Until that moment, I hadn’t realized I was crying. It was the naked relief on Mr Traynor’s battered old face, the joy of something he had thought lost and partially recaptured, the sheer unexpected happiness of both of them in finding each other. And as she smiled back at him – a slow, sweet smile of recognition – my nervousness, and any doubts I’d had about Lily Houghton-Miller, were banished.

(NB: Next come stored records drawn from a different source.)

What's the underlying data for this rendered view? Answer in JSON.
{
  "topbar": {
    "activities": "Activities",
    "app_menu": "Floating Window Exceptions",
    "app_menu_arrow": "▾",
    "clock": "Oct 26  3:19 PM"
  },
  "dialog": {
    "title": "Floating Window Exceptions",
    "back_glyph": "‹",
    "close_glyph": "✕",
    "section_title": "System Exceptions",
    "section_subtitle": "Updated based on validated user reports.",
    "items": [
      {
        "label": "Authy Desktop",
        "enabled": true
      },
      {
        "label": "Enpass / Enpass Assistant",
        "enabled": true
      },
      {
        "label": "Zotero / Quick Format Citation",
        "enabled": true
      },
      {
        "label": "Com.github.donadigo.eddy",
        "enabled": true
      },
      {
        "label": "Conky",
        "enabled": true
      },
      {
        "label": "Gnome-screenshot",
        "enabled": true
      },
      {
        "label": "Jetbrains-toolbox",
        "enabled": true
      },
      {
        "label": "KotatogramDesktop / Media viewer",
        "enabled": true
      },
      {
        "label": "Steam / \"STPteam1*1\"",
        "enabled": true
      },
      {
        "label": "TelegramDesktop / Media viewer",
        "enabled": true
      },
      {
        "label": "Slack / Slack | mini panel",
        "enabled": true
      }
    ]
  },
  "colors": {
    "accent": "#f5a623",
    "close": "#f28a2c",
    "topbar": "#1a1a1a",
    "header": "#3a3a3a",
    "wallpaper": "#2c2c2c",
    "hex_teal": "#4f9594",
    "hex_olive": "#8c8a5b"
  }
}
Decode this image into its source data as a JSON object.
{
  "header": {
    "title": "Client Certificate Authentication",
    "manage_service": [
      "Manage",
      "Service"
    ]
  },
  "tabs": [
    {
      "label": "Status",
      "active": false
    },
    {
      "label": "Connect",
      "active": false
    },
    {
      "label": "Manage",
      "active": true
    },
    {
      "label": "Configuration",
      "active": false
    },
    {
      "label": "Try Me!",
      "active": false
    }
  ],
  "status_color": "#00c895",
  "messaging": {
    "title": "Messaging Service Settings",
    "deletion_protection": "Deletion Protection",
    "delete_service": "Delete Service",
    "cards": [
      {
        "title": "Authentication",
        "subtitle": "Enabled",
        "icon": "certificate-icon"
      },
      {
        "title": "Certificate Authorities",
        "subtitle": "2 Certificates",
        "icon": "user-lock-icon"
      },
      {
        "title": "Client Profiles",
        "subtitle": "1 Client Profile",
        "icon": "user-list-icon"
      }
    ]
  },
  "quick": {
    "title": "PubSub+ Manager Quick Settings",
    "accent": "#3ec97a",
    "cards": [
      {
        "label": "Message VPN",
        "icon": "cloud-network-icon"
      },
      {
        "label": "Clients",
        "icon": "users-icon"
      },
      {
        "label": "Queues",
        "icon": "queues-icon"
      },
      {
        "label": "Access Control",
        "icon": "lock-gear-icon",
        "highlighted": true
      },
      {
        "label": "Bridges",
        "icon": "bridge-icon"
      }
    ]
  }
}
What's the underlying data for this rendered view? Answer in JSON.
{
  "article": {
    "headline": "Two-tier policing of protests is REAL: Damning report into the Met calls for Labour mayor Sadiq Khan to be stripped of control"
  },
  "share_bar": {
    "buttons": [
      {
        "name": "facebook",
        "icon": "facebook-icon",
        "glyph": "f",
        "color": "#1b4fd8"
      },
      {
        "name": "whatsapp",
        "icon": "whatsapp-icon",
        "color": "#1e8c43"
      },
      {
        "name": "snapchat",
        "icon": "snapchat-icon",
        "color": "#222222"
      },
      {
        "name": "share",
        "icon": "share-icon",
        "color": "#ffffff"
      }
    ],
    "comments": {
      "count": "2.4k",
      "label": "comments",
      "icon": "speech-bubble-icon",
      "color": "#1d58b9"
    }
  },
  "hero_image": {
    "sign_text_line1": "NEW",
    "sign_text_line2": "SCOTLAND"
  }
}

It had been less than two years, but Granta House had changed significantly since I had last been there. Gone were the enormous antique cabinets, the trinket boxes on highly polished mahogany tables, the heavy drapes. It took the waddling figure of Della Layton to indicate why that might be. There were still a few glowing pieces of antique furniture, yes, but everything else was white or brightly coloured – new sunshine yellow Sanderson curtains and pale rugs on the old wood floors, modern prints in unmoulded frames. She moved towards us slowly and her smile was faintly guarded, like something she had forced herself to wear. I found myself moving back involuntarily as she approached: there was something oddly shocking about such a very pregnant woman – the sheer bulk of her, the almost obscene curve of her stomach.
‘Hello, you must be Louisa. How lovely to meet you.’
Her lustrous red hair was pinned up in a clip, a pale blue linen shirt rolled up around slightly swollen wrists. I couldn’t help noticing the enormous diamond ring cutting into her wedding finger, and wondered with a vague pang what the last months had been like for Mrs Traynor.
‘Congratulations,’ I said, indicating her belly. I wanted to say something else, but I could never work out whether it was appropriate to say a heavily pregnant woman was ‘large’, ‘not large’, ‘neat’, ‘blooming’, or any of the other euphemisms people seemed to use to disguise what they wanted to say, which was essentially along the lines of Bloody hell.
‘Thank you. It was a bit of a surprise, but a very welcome one.’ Her gaze slid away from me. She was watching Mr Traynor and Lily. He still had one of her hands encased in his, patting it for emphasis, and was telling her about the house, how it had been passed through the family for so many generations. ‘Would everyone like tea?’ she asked. And then, again, ‘Steven? Tea?’
‘Lovely, darling. Thank you. Lily, do you drink tea?’
‘Could I have juice, please? Or some water?’ Lily smiled.